Im Rahmen des Eco-Broye-Programms verstärkte Nestlé Waters Schweiz seine Arbeit vor Ort noch weiter, indem es das Projekt Agreauconseil entwickelte. Dieses bietet den teilnehmenden Betrieben eine spezifische Diagnose durch einen Agronomen und technische Unterstützung vor Ort, um den Einsatz von Pflanzenschutzmitteln zu reduzieren.
«Etwa zwanzig landwirtschaftliche Betriebe arbeiten mit uns zusammen», sagt Rigoni. «Auf der einen Seite tauschen sie sich untereinander aus.» Zudem habe Nestlé Waters modernere landwirtschaftliche Maschinen finanziert, die es ermöglichten, auf bestimmte Chemikalien zu verzichten.

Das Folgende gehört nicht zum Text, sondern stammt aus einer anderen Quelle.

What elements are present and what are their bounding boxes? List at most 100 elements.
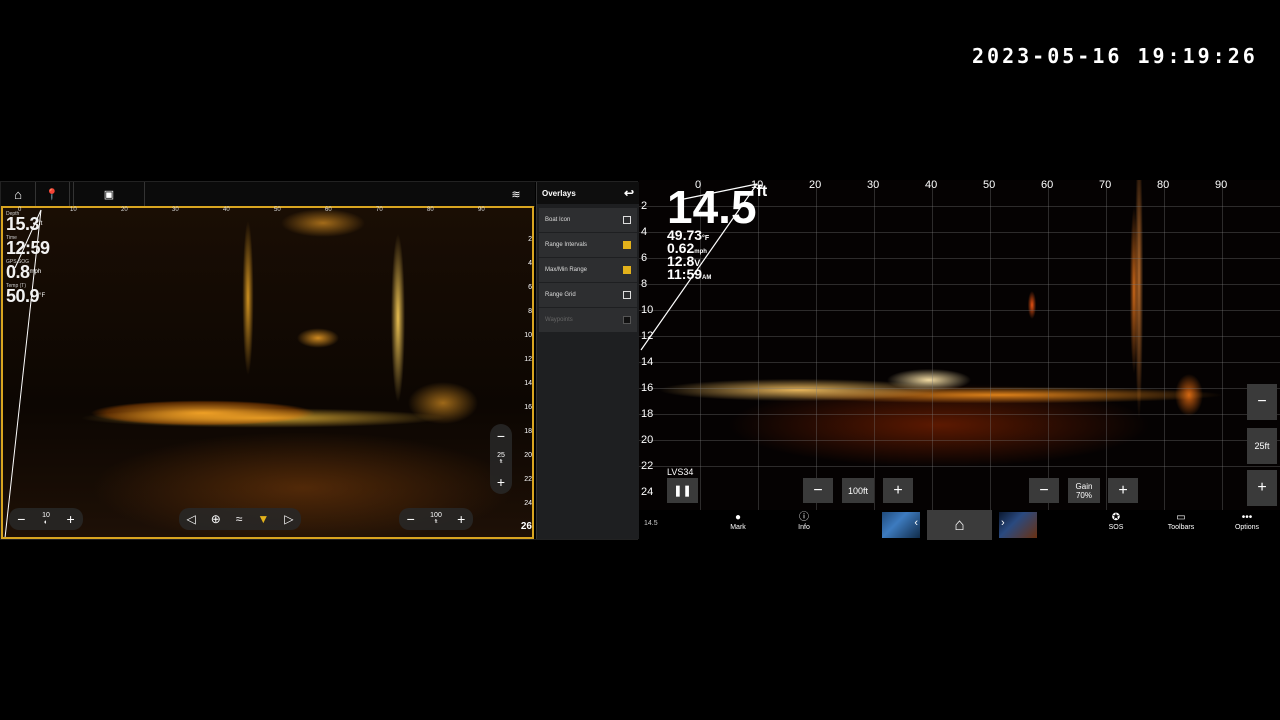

«Es ist legitim, dass wir wütend sind»
Reicht das, um ein Misstrauen der Verbraucher zu vermeiden? Sophie Michaud Gigon, Generalsekretärin des Westschweizer Konsumentenverbands, sagte am Donnerstag im Westschweizer Fernsehen RTS, dass «wir einen klaren Fall haben, in dem das Vertrauen gebrochen ist. Es ist legitim, dass wir wütend sind.»
Nestlé-Direktor Simioni sagt: «Natürlich ist es nicht schön, solche Worte zu hören, aber ich kann verstehen, warum Frau Michaud Gigon zu diesem Schluss kommt.» Es sei ihm ein Anliegen, den Verbrauchern zu versichern, «dass die mineralische Zusammensetzung unseres Wassers aus Henniez zu 100 Prozent mit den Angaben auf dem Etikett übereinstimmt».